Par le passé, les chercheurs ont suggéré que la conscience pouvait être liée à diverses régions spécifiques du cerveau, comme le claustrum, une fine couche de neurones située entre les principales régions du cerveau, ou le cortex visuel.

Mais si ces hypothèses étaient correctes, alors l’homme français ne devrait pas être conscient, la majorité de son cerveau étant endommagée.

“Toute théorie de la conscience doit pouvoir expliquer pourquoi une personne comme celle-là, à qui il manque 90 % de ses neurones, présente quand même un comportement normal”, a déclaré à Quartz Axel Cleeremans, un psychologue cognitif de l’Université libre de Bruxelles, en Belgique .

En d’autres termes, il est peu probable qu’une région spécifique soit à elle seule responsable de la conscience.

Le professeur Cleeremans a plutôt formulé une hypothèse selon laquelle le cerveau apprend la conscience à plusieurs reprises, plutôt que de naître avec. Ce qui signifie que son emplacement peut être flexible et appris par différentes régions du cerveau.

“La conscience est la théorie non conceptuelle du cerveau sur lui-même, acquise par l’expérience – c’est-à-dire l’apprentissage, l’interaction avec lui-même, le monde et les autres personnes”, explique-t-il.

Il a publié cette idée pour la première fois en 2011, et a maintenant donné une conférence sur le sujet lors de la conférence 2016 de l’Association pour l’étude scientifique de la conscience à Buenos Aires en juin.

Il appelle son hypothèse la “thèse de la plasticité radicale “, et elle s’accorde assez bien avec les recherches récentes qui suggèrent que le cerveau adulte est plus adaptable que nous le pensions auparavant – et capable d’assumer de nouveaux rôles en cas de blessure.

Comme le rapporte Olivia Goldhill pour Quartz :

“Cleeremans soutient que pour être conscient, il ne faut pas simplement connaître des informations, mais savoir que l’on connaît des informations. En d’autres termes, contrairement à un thermostat qui se contente d’enregistrer la température, les humains conscients savent et se soucient de savoir qu’ils savent.

Cleeremans affirme que le cerveau apprend continuellement et inconsciemment à se redécrire sa propre activité, et que ces descriptions constituent la base de l’expérience consciente.”

Mais quel est le rapport entre tout cela et le fait qu’un homme survive avec seulement 10 % de son cerveau ? Selon Cleeremans, même si le cerveau restant n’était que minuscule, les neurones restants étaient capables de générer une théorie sur eux-mêmes, ce qui signifie que l’homme est resté conscient de ses actions.

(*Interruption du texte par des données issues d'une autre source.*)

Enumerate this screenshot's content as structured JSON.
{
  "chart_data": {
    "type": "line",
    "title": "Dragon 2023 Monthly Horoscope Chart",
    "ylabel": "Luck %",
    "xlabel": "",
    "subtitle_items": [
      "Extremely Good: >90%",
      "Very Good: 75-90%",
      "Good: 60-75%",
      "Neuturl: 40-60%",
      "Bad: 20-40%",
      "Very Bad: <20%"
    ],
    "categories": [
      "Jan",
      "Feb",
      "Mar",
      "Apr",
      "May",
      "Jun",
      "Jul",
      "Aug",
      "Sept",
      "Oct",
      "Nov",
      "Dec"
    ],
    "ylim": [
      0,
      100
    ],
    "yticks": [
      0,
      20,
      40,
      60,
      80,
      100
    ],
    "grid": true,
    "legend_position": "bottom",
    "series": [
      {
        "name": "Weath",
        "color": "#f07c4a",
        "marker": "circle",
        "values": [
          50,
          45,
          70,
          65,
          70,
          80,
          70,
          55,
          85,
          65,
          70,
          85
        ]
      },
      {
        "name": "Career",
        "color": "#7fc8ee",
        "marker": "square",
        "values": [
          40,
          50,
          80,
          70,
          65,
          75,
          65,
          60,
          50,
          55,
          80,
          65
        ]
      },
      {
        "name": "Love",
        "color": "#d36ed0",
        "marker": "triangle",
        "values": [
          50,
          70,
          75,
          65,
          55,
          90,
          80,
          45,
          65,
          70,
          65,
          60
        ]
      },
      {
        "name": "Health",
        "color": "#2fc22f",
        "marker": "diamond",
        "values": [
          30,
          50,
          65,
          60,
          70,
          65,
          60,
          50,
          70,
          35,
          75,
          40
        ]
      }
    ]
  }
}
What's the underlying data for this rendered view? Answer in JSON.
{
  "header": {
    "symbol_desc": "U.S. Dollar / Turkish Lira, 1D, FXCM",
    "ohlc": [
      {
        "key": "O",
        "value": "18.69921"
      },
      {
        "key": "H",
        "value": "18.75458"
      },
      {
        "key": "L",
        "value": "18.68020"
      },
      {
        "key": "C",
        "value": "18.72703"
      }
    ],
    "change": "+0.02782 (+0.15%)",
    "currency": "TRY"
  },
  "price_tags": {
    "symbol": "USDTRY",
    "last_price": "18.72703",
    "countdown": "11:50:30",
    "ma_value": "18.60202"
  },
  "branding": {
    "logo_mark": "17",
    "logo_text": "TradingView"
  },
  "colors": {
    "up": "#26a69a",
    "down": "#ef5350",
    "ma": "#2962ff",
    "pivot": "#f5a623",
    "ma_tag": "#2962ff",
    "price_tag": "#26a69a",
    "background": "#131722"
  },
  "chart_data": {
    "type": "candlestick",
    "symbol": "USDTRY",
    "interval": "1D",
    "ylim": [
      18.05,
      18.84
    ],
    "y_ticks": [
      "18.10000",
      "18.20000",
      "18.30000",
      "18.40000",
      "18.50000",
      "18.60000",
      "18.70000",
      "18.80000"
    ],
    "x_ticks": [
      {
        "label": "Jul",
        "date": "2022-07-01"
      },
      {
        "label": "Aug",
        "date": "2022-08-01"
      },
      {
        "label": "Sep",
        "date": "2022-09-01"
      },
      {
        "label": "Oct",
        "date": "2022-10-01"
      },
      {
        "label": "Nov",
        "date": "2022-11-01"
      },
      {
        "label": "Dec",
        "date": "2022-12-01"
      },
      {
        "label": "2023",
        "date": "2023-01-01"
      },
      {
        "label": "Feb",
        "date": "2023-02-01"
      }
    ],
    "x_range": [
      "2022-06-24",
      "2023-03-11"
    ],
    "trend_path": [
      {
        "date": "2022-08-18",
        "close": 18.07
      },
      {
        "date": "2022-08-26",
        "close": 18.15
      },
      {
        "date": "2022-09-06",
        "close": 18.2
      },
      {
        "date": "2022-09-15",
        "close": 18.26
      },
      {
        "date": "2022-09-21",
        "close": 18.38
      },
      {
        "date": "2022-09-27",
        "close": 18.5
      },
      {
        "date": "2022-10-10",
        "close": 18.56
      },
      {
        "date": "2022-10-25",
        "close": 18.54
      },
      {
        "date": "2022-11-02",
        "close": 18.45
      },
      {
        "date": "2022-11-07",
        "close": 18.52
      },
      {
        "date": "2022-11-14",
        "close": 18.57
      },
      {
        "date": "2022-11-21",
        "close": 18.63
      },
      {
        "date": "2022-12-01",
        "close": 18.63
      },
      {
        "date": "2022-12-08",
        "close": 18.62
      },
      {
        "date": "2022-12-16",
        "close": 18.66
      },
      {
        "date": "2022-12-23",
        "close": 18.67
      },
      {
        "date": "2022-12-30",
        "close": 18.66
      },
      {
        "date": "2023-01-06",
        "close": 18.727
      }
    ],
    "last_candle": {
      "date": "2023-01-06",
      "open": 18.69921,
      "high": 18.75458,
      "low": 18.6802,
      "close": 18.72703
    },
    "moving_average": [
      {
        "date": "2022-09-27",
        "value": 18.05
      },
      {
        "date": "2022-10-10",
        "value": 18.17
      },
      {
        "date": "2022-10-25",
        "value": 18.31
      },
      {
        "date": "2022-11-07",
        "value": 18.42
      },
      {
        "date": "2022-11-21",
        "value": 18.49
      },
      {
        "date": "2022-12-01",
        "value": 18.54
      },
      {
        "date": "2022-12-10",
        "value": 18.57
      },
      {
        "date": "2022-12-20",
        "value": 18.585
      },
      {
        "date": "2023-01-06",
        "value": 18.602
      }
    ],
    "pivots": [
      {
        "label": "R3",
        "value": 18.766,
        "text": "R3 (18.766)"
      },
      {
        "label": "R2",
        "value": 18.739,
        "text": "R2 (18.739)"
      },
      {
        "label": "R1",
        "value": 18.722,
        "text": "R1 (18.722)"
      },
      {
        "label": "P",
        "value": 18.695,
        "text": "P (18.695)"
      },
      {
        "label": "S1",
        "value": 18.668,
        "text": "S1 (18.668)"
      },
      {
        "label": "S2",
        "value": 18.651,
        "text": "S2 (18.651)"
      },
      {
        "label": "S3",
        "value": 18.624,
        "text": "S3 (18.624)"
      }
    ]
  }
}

En soi, le concept n’est pas nouveau : nous découvrons chaque jour un peu plus à quel point notre cerveau est flexible et adaptable. Cette semaine encore, des scientifiques ont réussi à déclencher la croissance de cellules cérébrales afin de restaurer la vision de souris aveugles.

Mais c’est un rappel frappant de ce que nos cerveaux peuvent apprendre à faire, même lorsqu’ils sont incroyablement endommagés, et cela donne l’espoir que nous pourrons un jour apprendre à inverser certaines des maladies qui provoquent la neurodégénérescence.

Mise à jour du 3 janvier 2017 :Cet homme souffre d’un type spécifique d’hydrocéphalie, l’hydrocéphalie chronique non communicante, qui se caractérise par une lente accumulation de liquide dans le cerveau. Plutôt que 90 % du cerveau de cet homme soit manquant, il est plus probable qu’il ait simplement été comprimé dans la fine couche que vous pouvez voir sur les images ci-dessus. Nous avons corrigé l’histoire pour refléter cela.